Komisi X DPR: Perguruan Tinggi Tak Boleh Diposisikan Hanya Pabrik Tenaga Kerja

LIPUTAN.CO.ID, Jakarta – Komisi X DPR RI merespon rencana pemerintah mengevaluasi hingga menutup sejumlah program studi atau Prodi di perguruan tinggi.

Ketua Komisi X DPR RI, Hetifah Sjaifudian menilai, kebijakan tersebut perlu ditempatkan dalam kerangka yang lebih luas, yakni penguatan ekosistem pendidikan tinggi, bukan sekadar efisiensi jumlah Prodi.

Politikus Partai Golkar itu menegaskan, pendidikan tinggi memang harus relevan dengan kebutuhan dunia kerja. Namun, Ia mengingatkan agar kampus tidak direduksi hanya sebagai pencetak tenaga kerja.

“Kita sepakat, pendidikan tinggi memang harus relevan dengan kebutuhan industri. Tetapi, perguruan tinggi tidak boleh diposisikan hanya sebagai pabrik tenaga kerja,” kata Hetifah, saat dihubungi, Selasa (28/4/2028).

Anggota DPR RI dari daerah pemilihan Kalimantan Timur itu menjelaskan, perguruan tinggi memiliki peran strategis yang lebih luas, termasuk dalam pengembangan ilmu pengetahuan, pelestarian kebudayaan, dan pembentukan daya kritis bangsa.

“Fungsi kampus itu jauh lebih luas, membangun ilmu pengetahuan, menjaga kebudayaan, membentuk daya kritisi bangsa,” lanjutnya.

Terkait kebijakan evaluasi Prodi, Hetifah menekankan pentingnya dasar akademik yang kuat dan komprehensif.
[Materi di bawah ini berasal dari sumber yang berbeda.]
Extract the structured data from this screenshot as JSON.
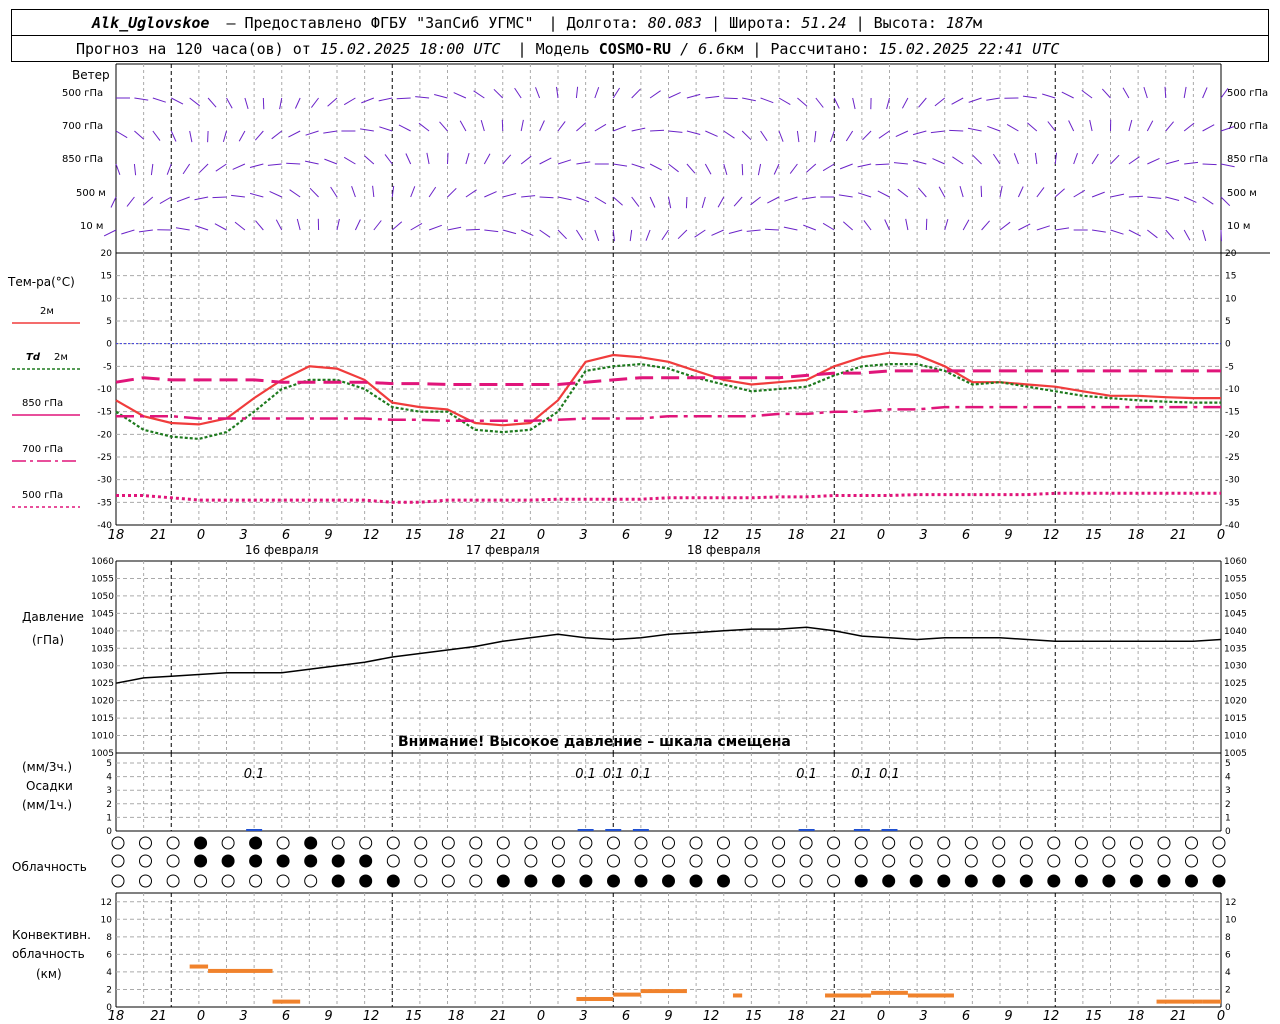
{
  "header": {
    "station": "Alk_Uglovskoe",
    "provider": "– Предоставлено ФГБУ \"ЗапСиб УГМС\"",
    "lon_label": "Долгота:",
    "lon": "80.083",
    "lat_label": "Широта:",
    "lat": "51.24",
    "alt_label": "Высота:",
    "alt": "187",
    "alt_unit": "м",
    "forecast_prefix": "Прогноз на 120 часа(ов) от",
    "forecast_time": "15.02.2025 18:00 UTC",
    "model_label": "Модель",
    "model": "COSMO-RU",
    "model_res": "/ 6.6",
    "model_res_unit": "км",
    "calc_label": "Рассчитано:",
    "calc_time": "15.02.2025 22:41 UTC"
  },
  "labels": {
    "wind": "Ветер",
    "temp": "Тем-ра(°C)",
    "temp_2m": "2м",
    "td": "Td",
    "td_2m": "2м",
    "t850": "850 гПа",
    "t700": "700 гПа",
    "t500": "500 гПа",
    "pressure": "Давление",
    "pressure_unit": "(гПа)",
    "pressure_warning": "Внимание! Высокое давление – шкала смещена",
    "precip_3h": "(мм/3ч.)",
    "precip": "Осадки",
    "precip_1h": "(мм/1ч.)",
    "cloud": "Облачность",
    "conv1": "Конвективн.",
    "conv2": "облачность",
    "conv3": "(км)"
  },
  "wind_levels": [
    "500 гПа",
    "700 гПа",
    "850 гПа",
    "500 м",
    "10 м"
  ],
  "hour_ticks": [
    "18",
    "21",
    "0",
    "3",
    "6",
    "9",
    "12",
    "15",
    "18",
    "21",
    "0",
    "3",
    "6",
    "9",
    "12",
    "15",
    "18",
    "21",
    "0",
    "3",
    "6",
    "9",
    "12",
    "15",
    "18",
    "21",
    "0"
  ],
  "dates": [
    "16 февраля",
    "17 февраля",
    "18 февраля"
  ],
  "colors": {
    "wind": "#6a22c8",
    "t2m": "#f03c3c",
    "td": "#1e7a1e",
    "upper": "#e0157a",
    "pressure": "#000000",
    "precip": "#2050d0",
    "conv": "#f0822c",
    "zero": "#3a3adc"
  },
  "chart_data": [
    {
      "type": "line",
      "name_ref": "temperature",
      "x_hours": [
        0,
        3,
        6,
        9,
        12,
        15,
        18,
        21,
        24,
        27,
        30,
        33,
        36,
        39,
        42,
        45,
        48,
        51,
        54,
        57,
        60,
        63,
        66,
        69,
        72,
        75,
        78,
        81,
        84,
        87,
        90,
        93,
        96,
        99,
        102,
        105,
        108,
        111,
        114,
        117,
        120
      ],
      "series": [
        {
          "name": "2м",
          "values": [
            -12.5,
            -16,
            -17.5,
            -17.8,
            -16.5,
            -12,
            -8,
            -5,
            -5.5,
            -8,
            -13,
            -14,
            -14.5,
            -17.5,
            -18,
            -17.5,
            -12.5,
            -4,
            -2.5,
            -3,
            -4,
            -6,
            -8,
            -9,
            -8.5,
            -8,
            -5,
            -3,
            -2,
            -2.5,
            -5,
            -8.5,
            -8.5,
            -9,
            -9.5,
            -10.5,
            -11.5,
            -11.5,
            -11.8,
            -12,
            -12
          ]
        },
        {
          "name": "Td 2м",
          "values": [
            -15,
            -19,
            -20.5,
            -21,
            -19.5,
            -15,
            -10,
            -8,
            -8,
            -10,
            -14,
            -15,
            -15,
            -19,
            -19.5,
            -19,
            -15,
            -6,
            -5,
            -4.5,
            -5.5,
            -7.5,
            -9,
            -10.5,
            -10,
            -9.5,
            -7,
            -5,
            -4.5,
            -4.5,
            -6,
            -9,
            -8.5,
            -9.5,
            -10.5,
            -11.5,
            -12,
            -12.5,
            -12.8,
            -13,
            -13
          ]
        },
        {
          "name": "850 гПа",
          "values": [
            -8.5,
            -7.5,
            -8,
            -8,
            -8,
            -8,
            -8.5,
            -8.5,
            -8.5,
            -8.5,
            -8.8,
            -8.8,
            -9,
            -9,
            -9,
            -9,
            -9,
            -8.5,
            -8,
            -7.5,
            -7.5,
            -7.5,
            -7.5,
            -7.5,
            -7.5,
            -7,
            -6.5,
            -6.5,
            -6,
            -6,
            -6,
            -6,
            -6,
            -6,
            -6,
            -6,
            -6,
            -6,
            -6,
            -6,
            -6
          ]
        },
        {
          "name": "700 гПа",
          "values": [
            -16,
            -16,
            -16,
            -16.5,
            -16.5,
            -16.5,
            -16.5,
            -16.5,
            -16.5,
            -16.5,
            -16.8,
            -16.8,
            -17,
            -17,
            -17,
            -17,
            -16.8,
            -16.5,
            -16.5,
            -16.5,
            -16,
            -16,
            -16,
            -16,
            -15.5,
            -15.5,
            -15,
            -15,
            -14.5,
            -14.5,
            -14,
            -14,
            -14,
            -14,
            -14,
            -14,
            -14,
            -14,
            -14,
            -14,
            -14
          ]
        },
        {
          "name": "500 гПа",
          "values": [
            -33.5,
            -33.5,
            -34,
            -34.5,
            -34.5,
            -34.5,
            -34.5,
            -34.5,
            -34.5,
            -34.5,
            -35,
            -35,
            -34.5,
            -34.5,
            -34.5,
            -34.5,
            -34.3,
            -34.3,
            -34.3,
            -34.3,
            -34,
            -34,
            -34,
            -34,
            -33.8,
            -33.8,
            -33.5,
            -33.5,
            -33.5,
            -33.3,
            -33.3,
            -33.3,
            -33.3,
            -33.3,
            -33,
            -33,
            -33,
            -33,
            -33,
            -33,
            -33
          ]
        }
      ],
      "ylim": [
        -40,
        20
      ]
    },
    {
      "type": "line",
      "name_ref": "pressure",
      "x_hours": [
        0,
        3,
        6,
        9,
        12,
        15,
        18,
        21,
        24,
        27,
        30,
        33,
        36,
        39,
        42,
        45,
        48,
        51,
        54,
        57,
        60,
        63,
        66,
        69,
        72,
        75,
        78,
        81,
        84,
        87,
        90,
        93,
        96,
        99,
        102,
        105,
        108,
        111,
        114,
        117,
        120
      ],
      "series": [
        {
          "name": "Давление",
          "values": [
            1025,
            1026.5,
            1027,
            1027.5,
            1028,
            1028,
            1028,
            1029,
            1030,
            1031,
            1032.5,
            1033.5,
            1034.5,
            1035.5,
            1037,
            1038,
            1039,
            1038,
            1037.5,
            1038,
            1039,
            1039.5,
            1040,
            1040.5,
            1040.5,
            1041,
            1040,
            1038.5,
            1038,
            1037.5,
            1038,
            1038,
            1038,
            1037.5,
            1037,
            1037,
            1037,
            1037,
            1037,
            1037,
            1037.5
          ]
        }
      ],
      "ylim": [
        1005,
        1060
      ]
    },
    {
      "type": "bar",
      "name_ref": "precipitation",
      "labels_at_hours": [
        [
          15,
          "0.1"
        ],
        [
          51,
          "0.1"
        ],
        [
          54,
          "0.1"
        ],
        [
          57,
          "0.1"
        ],
        [
          75,
          "0.1"
        ],
        [
          81,
          "0.1"
        ],
        [
          84,
          "0.1"
        ]
      ],
      "ylim": [
        0,
        5
      ]
    },
    {
      "type": "bar",
      "name_ref": "convective_cloud",
      "bars": [
        [
          8,
          10,
          4.5
        ],
        [
          10,
          17,
          4
        ],
        [
          17,
          20,
          0.5
        ],
        [
          50,
          54,
          0.8
        ],
        [
          54,
          57,
          1.3
        ],
        [
          57,
          62,
          1.7
        ],
        [
          67,
          68,
          1.2
        ],
        [
          77,
          82,
          1.2
        ],
        [
          82,
          86,
          1.5
        ],
        [
          86,
          91,
          1.2
        ],
        [
          113,
          118,
          0.5
        ],
        [
          118,
          120,
          0.5
        ]
      ],
      "ylim": [
        0,
        13
      ]
    }
  ]
}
Ia mengingatkan agar keputusan tidak diambil berdasarkan tren jangka pendek.

“Setiap kebijakan terkait Prodi harus didasarkan pada kajian akademik yang kuat dan komprehensif, bukan sekadar mengikuti tren jangka pendek,” kata Hetifah.

Ia juga menolak pendekatan penutupan massal dan mendorong transformasi Prodi yang dinilai kurang relevan. Menurutnya, revitalisasi kurikulum, penguatan pendekatan interdisipliner, serta penyesuaian dengan potensi daerah jauh lebih tepat dilakukan.

“Pendekatannya bukan penutupan massal, tetapi transformasi,” tegas Hetifah.

Diingatkannya, fokus berlebihan pada efisiensi dapat berdampak pada menyempitnya ruang keilmuan di perguruan tinggi. Selain itu, Hetifah juga menyinggung pentingnya transparansi dalam proses evaluasi serta pelibatan seluruh pemangku kepentingan.

Selain itu, juga menekankan perlunya masa transisi yang adil bagi mahasiswa dan dosen agar tidak menjadi pihak yang dirugikan. “Mahasiswa dan dosen harus dilindungi, karena kita tidak sedang mengelola angka, tetapi menentukan masa depan pendidikan dan peradaban bangsa,” pungkas Hetifah.